More interesting indeed. A tenure as a receptionist from 1957-1978 on the Writers' floor--Floor 18--combined with a six month sojourn with the artists and cartoonists on the 20th Floor at the preeminent serious fiction and journalism magazine of New York.
THE NEW YORKER was described by its writers as a haven for the "congenitally unemployable". Groth knew she was different from the other staff at the magazine. She was employable--apparently for 21 years.
This book delves into her rich memories there: Friday lunches with Joseph Mitchell who was considered "the most admired writer of fact in the magazine's history", moonlighting as Muriel Spark's private secretary, house-sitting for Calvin and Alice Trillin, accepting manuscripts from Tom Wolfe, and attending soirees where Dorothy Parker and her "bon mots" reigned.
The book asks why stay 21 years?
Groth explains why she went to the magazine, what she did, who she met, what she learned, why she stayed (the parties, culture, eight-week summer vacations to Europe among other reasons), and what happened to her after leaving the magazine.
At times Groth sounds like a naive ingenue who could have breakfasted at Tiffany's with a contemporary Holly Golightly. There is a hilarious anecdote about Truman Capote's misdeeds at THE NEW YORKER before her arrival. Other times Groth writes like the woman who earned a PhD in American & British Literature at NYU part-time while at the magazine. She crafts wonderful sentences such as: "I had one of those moments of renunciation I thought happened only in Henry James."
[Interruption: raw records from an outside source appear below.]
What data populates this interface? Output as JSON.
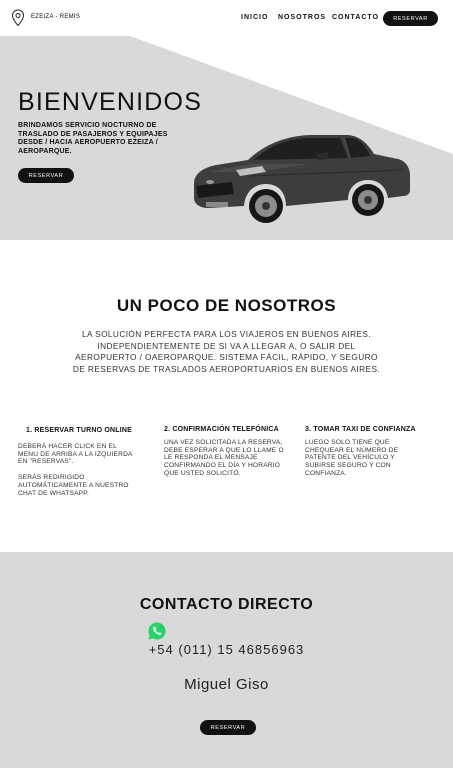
{
  "header": {
    "brand": "EZEIZA - REMIS",
    "logo_icon": "map-pin-icon",
    "nav": {
      "inicio": "INICIO",
      "nosotros": "NOSOTROS",
      "contacto": "CONTACTO"
    },
    "reserve_label": "RESERVAR"
  },
  "hero": {
    "title": "BIENVENIDOS",
    "subtitle": "BRINDAMOS SERVICIO NOCTURNO DE TRASLADO DE PASAJEROS Y EQUIPAJES DESDE / HACIA AEROPUERTO EZEIZA / AEROPARQUE.",
    "reserve_label": "RESERVAR",
    "image": "dark-gray-sedan-car"
  },
  "about": {
    "title": "UN POCO DE NOSOTROS",
    "text": "LA SOLUCIÓN PERFECTA PARA LOS VIAJEROS EN BUENOS AIRES. INDEPENDIENTEMENTE DE SI VA A LLEGAR A, O SALIR DEL AEROPUERTO / OAEROPARQUE. SISTEMA FÁCIL, RÁPIDO, Y SEGURO DE RESERVAS DE TRASLADOS AEROPORTUARIOS EN BUENOS AIRES.",
    "steps": [
      {
        "title": "1. RESERVAR TURNO ONLINE",
        "text": "DEBERÁ HACER CLICK EN EL MENU DE ARRIBA A LA IZQUIERDA EN \"RESERVAS\".",
        "text2": "SERÁS REDIRIGIDO AUTOMÁTICAMENTE A NUESTRO CHAT DE WHATSAPP."
      },
      {
        "title": "2. CONFIRMACIÓN TELEFÓNICA",
        "text": "UNA VEZ SOLICITADA LA RESERVA, DEBE ESPERAR A QUE LO LLAME O LE RESPONDA EL MENSAJE CONFIRMANDO EL DÍA Y HORARIO QUE USTED SOLICITÓ."
      },
      {
        "title": "3. TOMAR TAXI DE CONFIANZA",
        "text": "LUEGO SOLO TIENE QUE CHEQUEAR EL NÚMERO DE PATENTE DEL VEHÍCULO Y SUBIRSE SEGURO Y CON CONFIANZA."
      }
    ]
  },
  "contact": {
    "title": "CONTACTO DIRECTO",
    "icon": "whatsapp-icon",
    "phone": "+54 (011) 15 46856963",
    "name": "Miguel Giso",
    "reserve_label": "RESERVAR"
  },
  "colors": {
    "section_gray": "#d9d9d9",
    "button": "#111111",
    "whatsapp": "#25d366"
  }
}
It's as if this book, like the author, is trying to make up its mind what to be. Part memoir, part coming of age story, part spiritual journey, part confessional, and part self-analysis with the help of a brilliant psychoanalyst, it is a mix of memory and introspection. It might have been interesting to include a few chapters on her intellectual life and learning at NYU and Oxford, and perhaps fewer chapters on the unsuitable men she dated. You may agree with Groth's writing professor who said to her upon reading about some: "I wouldn't want to spend a moment with these people, and I don't see how you can expect any reader to waste time with them". He observed further: "Now you are not only smoking with a cigarette holder, you are writing with one."
After enough romances gone rancid, and a soul-searching trip to Greece, Groth decides to pursue a PhD in literature. "Isn't it about time you did something that was GOOD for you?" asks her analyst who encourages the PhD. She eventually finds a confidence and a life that fits: a doctorate in literature and a teaching career. She also connects with a worthy life-partner who is compatible. "But I never lost the sense that inwardly, in some essential way, I belonged in the writing game," she writes early on in the book. This candid and original book demonstrates why she belongs in that game.
When Groth asks, why did I stay a receptionist at THE NEW YORKER for 21 years, her readers know what her colleagues at THE NEW YORKER, who didn't want to lose her, probably recognized: sometimes a warm, sympathetic, and perceptive receptionist is as rare and valuable as clever and cool writing.